São estas as «inconstitucionalidades e ilegalidades […] elencadas» que o ora reclamante pretende que este Tribunal aprecie no âmbito do recurso de constitucionalidade que interpôs (cf. o ponto 48 da reclamação).
Ou seja, com a reclamação apresentada, o recorrente – reforçando a conclusão alcançada na decisão ora em análise –, sustenta que a decisão recorrida, para além de ter violado preceitos de direito infraconstitucional, violou múltiplos princípios e normas constitucionais, destacando diversas particularidades do caso concreto que, na sua perspetiva, foram incorretamente apreciados pelo tribunal a quo, em termos similares ao que havia feito perante esse mesmo tribunal e no requerimento de interposição de recurso para este Tribunal.

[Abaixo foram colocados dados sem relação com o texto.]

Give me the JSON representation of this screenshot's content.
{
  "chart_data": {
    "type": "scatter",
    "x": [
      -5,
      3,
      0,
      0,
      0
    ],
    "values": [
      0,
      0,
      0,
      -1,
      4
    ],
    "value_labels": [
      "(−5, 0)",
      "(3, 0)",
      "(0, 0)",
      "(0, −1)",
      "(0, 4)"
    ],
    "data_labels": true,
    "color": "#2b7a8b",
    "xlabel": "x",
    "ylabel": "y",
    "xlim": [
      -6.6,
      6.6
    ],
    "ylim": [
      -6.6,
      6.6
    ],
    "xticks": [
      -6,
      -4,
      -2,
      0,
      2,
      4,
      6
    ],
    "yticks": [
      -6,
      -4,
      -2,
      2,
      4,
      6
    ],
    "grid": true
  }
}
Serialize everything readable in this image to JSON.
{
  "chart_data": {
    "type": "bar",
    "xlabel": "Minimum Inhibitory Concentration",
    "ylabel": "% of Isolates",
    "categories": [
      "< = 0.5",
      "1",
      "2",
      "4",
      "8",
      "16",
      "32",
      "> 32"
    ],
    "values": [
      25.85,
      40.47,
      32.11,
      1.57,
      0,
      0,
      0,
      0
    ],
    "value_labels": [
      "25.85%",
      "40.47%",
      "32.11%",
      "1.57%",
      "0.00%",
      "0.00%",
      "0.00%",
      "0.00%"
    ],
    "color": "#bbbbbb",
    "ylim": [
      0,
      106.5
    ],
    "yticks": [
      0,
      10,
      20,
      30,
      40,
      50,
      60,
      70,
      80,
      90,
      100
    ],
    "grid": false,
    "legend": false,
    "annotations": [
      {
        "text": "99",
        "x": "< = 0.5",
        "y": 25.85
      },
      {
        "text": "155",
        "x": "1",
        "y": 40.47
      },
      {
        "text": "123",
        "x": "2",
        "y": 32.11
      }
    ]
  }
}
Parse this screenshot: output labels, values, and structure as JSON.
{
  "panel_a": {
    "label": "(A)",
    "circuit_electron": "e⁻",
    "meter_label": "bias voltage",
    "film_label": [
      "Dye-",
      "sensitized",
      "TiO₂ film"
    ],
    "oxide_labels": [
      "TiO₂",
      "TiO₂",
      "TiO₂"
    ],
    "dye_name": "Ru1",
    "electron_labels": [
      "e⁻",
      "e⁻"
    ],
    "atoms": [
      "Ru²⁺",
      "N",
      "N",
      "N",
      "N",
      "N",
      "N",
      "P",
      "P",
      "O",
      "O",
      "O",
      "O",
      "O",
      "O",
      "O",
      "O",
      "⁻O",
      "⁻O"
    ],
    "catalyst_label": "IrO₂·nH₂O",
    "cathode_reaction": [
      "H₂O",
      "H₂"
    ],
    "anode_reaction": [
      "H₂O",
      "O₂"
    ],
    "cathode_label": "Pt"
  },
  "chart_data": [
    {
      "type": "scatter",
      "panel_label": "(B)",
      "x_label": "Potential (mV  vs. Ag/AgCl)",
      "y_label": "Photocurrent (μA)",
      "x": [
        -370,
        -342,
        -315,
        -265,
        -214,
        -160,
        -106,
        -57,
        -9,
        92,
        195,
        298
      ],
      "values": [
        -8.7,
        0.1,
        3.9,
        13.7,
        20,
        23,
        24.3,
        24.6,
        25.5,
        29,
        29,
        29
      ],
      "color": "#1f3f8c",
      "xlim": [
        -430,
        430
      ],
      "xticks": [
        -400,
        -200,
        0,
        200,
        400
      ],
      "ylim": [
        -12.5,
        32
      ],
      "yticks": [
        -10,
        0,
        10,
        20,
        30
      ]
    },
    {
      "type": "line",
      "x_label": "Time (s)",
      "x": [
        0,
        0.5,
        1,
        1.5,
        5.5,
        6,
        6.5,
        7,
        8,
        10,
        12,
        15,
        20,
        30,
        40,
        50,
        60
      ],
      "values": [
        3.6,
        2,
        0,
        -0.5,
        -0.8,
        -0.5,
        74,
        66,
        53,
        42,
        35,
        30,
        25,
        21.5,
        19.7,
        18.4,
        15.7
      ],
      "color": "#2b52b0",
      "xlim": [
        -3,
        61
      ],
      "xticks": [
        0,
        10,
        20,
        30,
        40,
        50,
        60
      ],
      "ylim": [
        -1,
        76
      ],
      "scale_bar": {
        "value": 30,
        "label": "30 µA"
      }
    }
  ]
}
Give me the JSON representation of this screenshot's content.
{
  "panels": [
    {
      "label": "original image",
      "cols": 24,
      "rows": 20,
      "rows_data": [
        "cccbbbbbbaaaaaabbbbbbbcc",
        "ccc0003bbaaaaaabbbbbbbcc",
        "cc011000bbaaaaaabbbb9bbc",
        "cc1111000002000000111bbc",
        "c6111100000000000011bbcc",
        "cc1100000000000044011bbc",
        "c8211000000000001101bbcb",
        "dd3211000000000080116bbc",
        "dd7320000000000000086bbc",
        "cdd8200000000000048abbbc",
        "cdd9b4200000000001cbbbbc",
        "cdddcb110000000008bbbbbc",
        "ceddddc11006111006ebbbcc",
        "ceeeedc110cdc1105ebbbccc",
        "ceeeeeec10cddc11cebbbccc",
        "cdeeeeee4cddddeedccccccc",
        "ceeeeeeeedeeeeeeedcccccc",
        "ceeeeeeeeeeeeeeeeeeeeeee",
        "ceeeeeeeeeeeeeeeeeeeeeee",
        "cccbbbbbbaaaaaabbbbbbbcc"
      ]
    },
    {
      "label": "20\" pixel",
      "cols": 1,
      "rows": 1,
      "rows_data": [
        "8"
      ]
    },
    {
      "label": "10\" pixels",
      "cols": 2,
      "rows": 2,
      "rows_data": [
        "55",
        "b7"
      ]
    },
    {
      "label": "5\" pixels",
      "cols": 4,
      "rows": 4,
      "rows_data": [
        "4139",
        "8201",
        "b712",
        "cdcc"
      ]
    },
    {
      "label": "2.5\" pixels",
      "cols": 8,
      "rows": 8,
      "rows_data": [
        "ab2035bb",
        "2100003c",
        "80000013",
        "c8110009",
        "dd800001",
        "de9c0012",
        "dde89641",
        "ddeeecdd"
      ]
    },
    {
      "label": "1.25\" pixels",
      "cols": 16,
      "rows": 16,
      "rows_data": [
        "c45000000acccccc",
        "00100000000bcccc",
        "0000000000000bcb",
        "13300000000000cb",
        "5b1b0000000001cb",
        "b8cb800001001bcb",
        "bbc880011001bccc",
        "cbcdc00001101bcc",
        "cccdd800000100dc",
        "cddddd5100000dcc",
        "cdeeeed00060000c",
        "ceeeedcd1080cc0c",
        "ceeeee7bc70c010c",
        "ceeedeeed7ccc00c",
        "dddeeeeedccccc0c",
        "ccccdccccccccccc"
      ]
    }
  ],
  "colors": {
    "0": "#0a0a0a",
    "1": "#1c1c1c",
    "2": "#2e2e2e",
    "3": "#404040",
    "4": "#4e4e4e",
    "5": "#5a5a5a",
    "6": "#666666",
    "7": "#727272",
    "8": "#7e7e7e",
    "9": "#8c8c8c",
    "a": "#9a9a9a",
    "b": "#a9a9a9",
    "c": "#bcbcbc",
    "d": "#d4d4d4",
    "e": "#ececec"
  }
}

Conforme se assinalou, é manifesto que o que está em causa, verdadeiramente, nas questões sub iudicio, é sindicar a decisão do caso concreto, perante as suas específicas particularidades, no que respeita aos referidos aspetos, e não um qualquer critério normativo de decisão aplicado, autonomamente, pelo tribunal recorrido. Ora, e como mencionado, o Tribunal Constitucional português, no âmbito da fiscalização concreta, aprecia apenas problemas de constitucionalidade normativa, não detendo competência para rever ou reexaminar, de qualquer outro modo, as decisões proferidas pelos outros tribunais.
É, por conseguinte, evidente a inidoneidade do objeto do presente recurso, pelo que importa confirmar a decisão reclamada.